DRA 355 Stage Management
An introduction to the basic practices of stage management. Emphasis is on the rehearsal and performance duties of the stage manager through a focus on organizational and management skill training. Prerequisite: DRA 150 or permission of the instructor.

DRA 356 C.A.D.D. for the Stage
An introduction to Computer Aided Drafting and Design. The course builds upon the mechanical drawing component of DRA 150. Further work involves 3-D modeling and creating perspective images of virtual stage setting. Prerequisite: DRA 150 or permission of the instructor.
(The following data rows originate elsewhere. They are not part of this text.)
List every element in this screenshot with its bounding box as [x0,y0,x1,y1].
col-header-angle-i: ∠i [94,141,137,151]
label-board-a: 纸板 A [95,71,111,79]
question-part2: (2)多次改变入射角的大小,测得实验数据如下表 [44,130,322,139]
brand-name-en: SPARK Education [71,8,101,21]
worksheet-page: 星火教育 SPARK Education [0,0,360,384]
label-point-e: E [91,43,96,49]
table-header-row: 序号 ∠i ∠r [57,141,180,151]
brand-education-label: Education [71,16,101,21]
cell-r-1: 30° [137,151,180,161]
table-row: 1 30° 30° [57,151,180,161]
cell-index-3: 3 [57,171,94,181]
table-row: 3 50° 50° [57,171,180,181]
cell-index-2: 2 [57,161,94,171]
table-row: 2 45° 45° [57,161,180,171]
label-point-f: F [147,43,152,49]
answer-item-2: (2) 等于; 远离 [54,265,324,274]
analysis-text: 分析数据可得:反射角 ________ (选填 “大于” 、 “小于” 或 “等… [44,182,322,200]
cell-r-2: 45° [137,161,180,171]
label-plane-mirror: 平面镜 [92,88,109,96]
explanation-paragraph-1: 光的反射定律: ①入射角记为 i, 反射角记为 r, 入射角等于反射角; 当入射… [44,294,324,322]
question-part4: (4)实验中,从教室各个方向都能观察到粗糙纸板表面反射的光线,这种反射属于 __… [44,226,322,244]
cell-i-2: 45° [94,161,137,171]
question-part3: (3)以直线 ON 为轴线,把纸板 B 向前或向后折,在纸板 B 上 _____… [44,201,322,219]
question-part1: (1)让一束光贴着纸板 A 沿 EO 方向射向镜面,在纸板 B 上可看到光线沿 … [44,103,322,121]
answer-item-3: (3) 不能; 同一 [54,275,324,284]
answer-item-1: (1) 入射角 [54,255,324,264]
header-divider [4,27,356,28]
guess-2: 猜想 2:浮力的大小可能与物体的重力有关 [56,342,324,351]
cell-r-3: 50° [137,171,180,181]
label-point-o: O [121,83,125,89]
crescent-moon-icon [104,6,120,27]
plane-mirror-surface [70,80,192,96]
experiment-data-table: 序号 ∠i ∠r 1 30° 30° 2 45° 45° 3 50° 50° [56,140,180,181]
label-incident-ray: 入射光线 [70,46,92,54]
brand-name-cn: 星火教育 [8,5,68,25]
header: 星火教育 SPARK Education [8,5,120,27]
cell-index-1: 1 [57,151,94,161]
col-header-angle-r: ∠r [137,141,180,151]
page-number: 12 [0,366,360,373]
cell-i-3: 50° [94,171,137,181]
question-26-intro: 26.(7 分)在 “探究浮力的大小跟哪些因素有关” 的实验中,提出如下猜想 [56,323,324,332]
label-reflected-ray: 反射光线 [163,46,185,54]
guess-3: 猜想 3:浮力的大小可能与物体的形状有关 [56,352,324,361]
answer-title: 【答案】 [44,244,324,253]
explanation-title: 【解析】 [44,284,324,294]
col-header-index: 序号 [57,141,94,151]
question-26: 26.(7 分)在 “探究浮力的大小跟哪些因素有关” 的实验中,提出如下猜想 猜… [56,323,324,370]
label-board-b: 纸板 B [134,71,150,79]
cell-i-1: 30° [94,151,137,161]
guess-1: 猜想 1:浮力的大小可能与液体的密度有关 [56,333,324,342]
DRA 360-369 Studies in Design and Technology
Courses designed to provide students with an opportunity to do advanced research and practical work within the technical and design aspects of the production process. Topics may include, but are not limited to, properties design, computer assisted design, studies in costume design and technology, advanced stagecraft or advanced stage lighting. Prerequisite DRA 150 or permission of the instructor.

DRA 500 Senior Seminar
A capstone class for dramatic arts majors that requires students to synthesize their experiences in dramatic theory and literature and in theatre performance and production. Assignments might center upon dramaturgy, dramatic theory and criticism, analysis for acting or directing, or production design. Seminar students prepare a portfolio presentation that summarizes their experience and their current vision of the theatre. The class also includes a component in resume preparation and professional presentation.


Special Topics Offered 1998-2001

DRA 25 Introduction to Scene Painting
An introduction to the techniques, materials, and process of the scenic artist, with the goal of developing the ability to translate the perceived environment into painted images for the stage.

DRA 25, 45A Topics in Acting: Scene Study
This course offers actors the opportunity to concentrate on scene study work. Students keep acting journals and read acting texts. DRA 45A students write an additional paper on acting styles. Prerequisite: DRA 17 is recommended but not required.

DRA 45A Special Topics in Performance: Physical Theatre
A study of physical theatre and movement training for the actor. Basic principles include use and construction of neutral and character masks, training in using masks of the commedia dell’arte, and biomechanical studio exercises. Prerequisite: DRA 17 or permission of the instructor.

DRA 45C American Musical Theatre
A study of the American musical from The Black Crook in 1866 to the current hit Rent, including vaudeville, minstrelsy, burlesque, operetta, revues, the "golden age" of musicals, and the new era of rock. From Kern to Berlin, Gershwin to Porter, Blake to Bernstein, Rodgers and Hammerstein to Lerner and Lowe, parallels are drawn between the development of these musical theatre pioneers and the development of our American identity and their effect on the popular culture of this country.

DRA 45A Contemporary London Theatre
A study of the range of contemporary London theatre, from fringe to the major subsidized repertory companies, through a series of visits to performances and theatre sites and through lectures, readings, and discussion. Emphasis on both the texts and their performances.